A proprement parler, Adrienne Venault n’avait pas d’animosité agressive à l’égard des chats mais elle n’entretenait avec eux aucune connivence. Elle s’en méfiait, ne leur concédant au mieux qu’une fonction utilitaire de chasseurs de petits animaux nuisibles. A ses yeux, la traditionnelle « tapette à souris » et son appât au fromage remplaçaient avantageusement et à moindre frais, le prédateur attitré des rongeurs!

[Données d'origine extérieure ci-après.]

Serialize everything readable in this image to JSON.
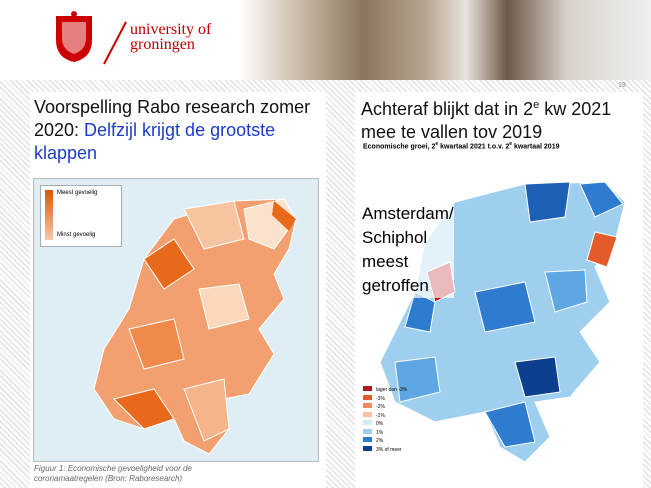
{
  "header": {
    "logo_line1": "university of",
    "logo_line2": "groningen",
    "page_number": "19"
  },
  "left": {
    "heading_plain": "Voorspelling Rabo research zomer 2020: ",
    "heading_highlight": "Delfzijl krijgt de grootste klappen",
    "map_legend": [
      "Meest gevoelig",
      "Minst gevoelig"
    ],
    "caption_line1": "Figuur 1: Economische gevoeligheid voor de",
    "caption_line2": "coronamaatregelen (Bron: Raboresearch)"
  },
  "right": {
    "heading_parts": [
      "Achteraf blijkt dat in 2",
      "e",
      " kw 2021 mee te vallen tov 2019"
    ],
    "subheading_parts": [
      "Economische groei, 2",
      "e",
      " kwartaal 2021 t.o.v. 2",
      "e",
      " kwartaal 2019"
    ],
    "annotation_lines": [
      "Amsterdam/",
      "Schiphol",
      "meest",
      "getroffen"
    ],
    "map_legend": [
      "lager dan -3%",
      "-3%",
      "-2%",
      "-1%",
      "0%",
      "1%",
      "2%",
      "3% of meer"
    ]
  }
}
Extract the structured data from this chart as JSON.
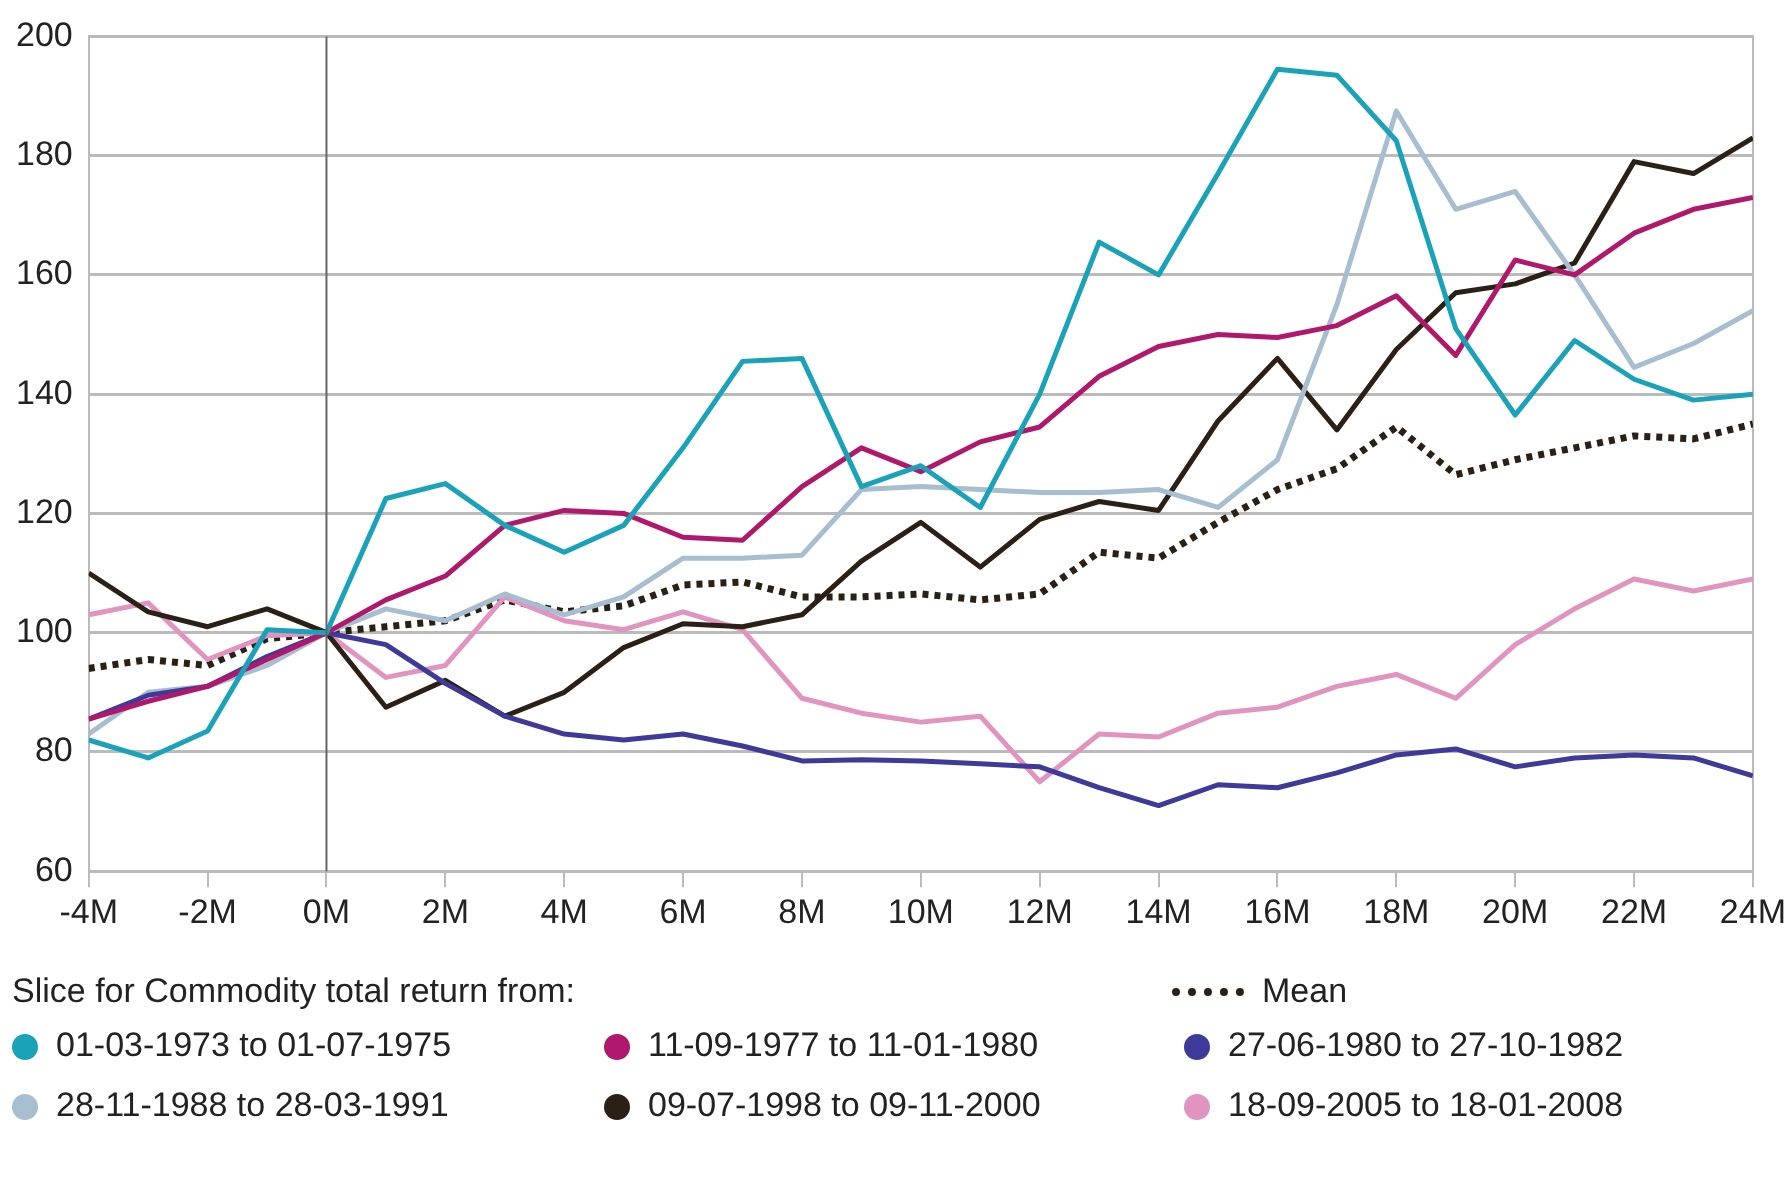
{
  "chart_data": {
    "type": "line",
    "legend_title": "Slice for Commodity total return from:",
    "legend": "bottom",
    "grid": "y",
    "marker": "none",
    "xlim": [
      -4,
      24
    ],
    "ylim": [
      60,
      200
    ],
    "xticks": [
      {
        "value": -4,
        "label": "-4M"
      },
      {
        "value": -2,
        "label": "-2M"
      },
      {
        "value": 0,
        "label": "0M"
      },
      {
        "value": 2,
        "label": "2M"
      },
      {
        "value": 4,
        "label": "4M"
      },
      {
        "value": 6,
        "label": "6M"
      },
      {
        "value": 8,
        "label": "8M"
      },
      {
        "value": 10,
        "label": "10M"
      },
      {
        "value": 12,
        "label": "12M"
      },
      {
        "value": 14,
        "label": "14M"
      },
      {
        "value": 16,
        "label": "16M"
      },
      {
        "value": 18,
        "label": "18M"
      },
      {
        "value": 20,
        "label": "20M"
      },
      {
        "value": 22,
        "label": "22M"
      },
      {
        "value": 24,
        "label": "24M"
      }
    ],
    "yticks": [
      60,
      80,
      100,
      120,
      140,
      160,
      180,
      200
    ],
    "ref_lines": [
      {
        "axis": "x",
        "value": 0,
        "color": "#666666"
      }
    ],
    "x": [
      -4,
      -3,
      -2,
      -1,
      0,
      1,
      2,
      3,
      4,
      5,
      6,
      7,
      8,
      9,
      10,
      11,
      12,
      13,
      14,
      15,
      16,
      17,
      18,
      19,
      20,
      21,
      22,
      23,
      24
    ],
    "series": [
      {
        "name": "01-03-1973 to 01-07-1975",
        "color": "#1aa3b8",
        "values": [
          82,
          79,
          83.5,
          100.5,
          100,
          122.5,
          125,
          118,
          113.5,
          118,
          131,
          145.5,
          146,
          124.5,
          128,
          121,
          140,
          165.5,
          160,
          177,
          194.5,
          193.5,
          182.5,
          151,
          136.5,
          149,
          142.5,
          139,
          140
        ]
      },
      {
        "name": "11-09-1977 to 11-01-1980",
        "color": "#b0186c",
        "values": [
          85.5,
          88.5,
          91,
          95.5,
          100,
          105.5,
          109.5,
          118,
          120.5,
          120,
          116,
          115.5,
          124.5,
          131,
          127,
          132,
          134.5,
          143,
          148,
          150,
          149.5,
          151.5,
          156.5,
          146.5,
          162.5,
          160,
          167,
          171,
          173
        ]
      },
      {
        "name": "27-06-1980 to 27-10-1982",
        "color": "#3e3a9a",
        "values": [
          85.5,
          89.5,
          91,
          96,
          100,
          98,
          91.5,
          86,
          83,
          82,
          83,
          81,
          78.5,
          78.7,
          78.5,
          78,
          77.5,
          74,
          71,
          74.5,
          74,
          76.5,
          79.5,
          80.5,
          77.5,
          79,
          79.5,
          79,
          76
        ]
      },
      {
        "name": "28-11-1988 to 28-03-1991",
        "color": "#a7bdd0",
        "values": [
          83,
          90,
          91,
          94.5,
          100,
          104,
          102,
          106.5,
          103,
          106,
          112.5,
          112.5,
          113,
          124,
          124.5,
          124,
          123.5,
          123.5,
          124,
          121,
          129,
          155,
          187.5,
          171,
          174,
          160,
          144.5,
          148.5,
          154
        ]
      },
      {
        "name": "09-07-1998 to 09-11-2000",
        "color": "#2b2015",
        "values": [
          110,
          103.5,
          101,
          104,
          100,
          87.5,
          92,
          86,
          90,
          97.5,
          101.5,
          101,
          103,
          112,
          118.5,
          111,
          119,
          122,
          120.5,
          135.5,
          146,
          134,
          147.5,
          157,
          158.5,
          162,
          179,
          177,
          183
        ]
      },
      {
        "name": "18-09-2005 to 18-01-2008",
        "color": "#e094bf",
        "values": [
          103,
          105,
          95.5,
          99.5,
          100,
          92.5,
          94.5,
          106,
          102,
          100.5,
          103.5,
          100.5,
          89,
          86.5,
          85,
          86,
          75,
          83,
          82.5,
          86.5,
          87.5,
          91,
          93,
          89,
          98,
          104,
          109,
          107,
          109
        ]
      },
      {
        "name": "Mean",
        "color": "#2b2015",
        "line_style": "dotted",
        "values": [
          94,
          95.5,
          94.5,
          99,
          100,
          101,
          102,
          105.5,
          103.5,
          104.5,
          108,
          108.5,
          106,
          106,
          106.5,
          105.5,
          106.5,
          113.5,
          112.5,
          118.5,
          124,
          127.5,
          134.5,
          126.5,
          129,
          131,
          133,
          132.5,
          135
        ]
      }
    ]
  }
}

D’où lui venait cette réticence ? Peut-être d’un lointain passé, où on lui aurait imputé à tort des vols de nourriture, commis par des chats en goguette dans la cuisine de ses patrons ! A tout le moins une surveillance inefficace. Peut-être aussi, garda-t-elle à l’esprit, sa vie durant, la vision résiliente et horrifiante de pauvres chats happés par des trains au passage-à-niveau tenu par sa mère à Soulièvres ou à Saint-Varent(79) ! Peut-être enfin que les légendes et les jeteurs de sorts du Pays de Gâtine y sont pour quelque chose ! N’est-ce pas dans cette région autour de Parthenay, région d’origine de la famille de ma grand-mère maternelle, que les farfadets se querellaient la nuit au travers des haies bocagères? N’est pas là aussi que sévissaient la méchante fée Mélusine, ainsi que le diabolique Cheval Mallet qui, la nuit, faisait disparaître ceux qui le montaient, ou encore la Galipote qui, autrefois, terrorisait les veillées campagnardes en Poitou?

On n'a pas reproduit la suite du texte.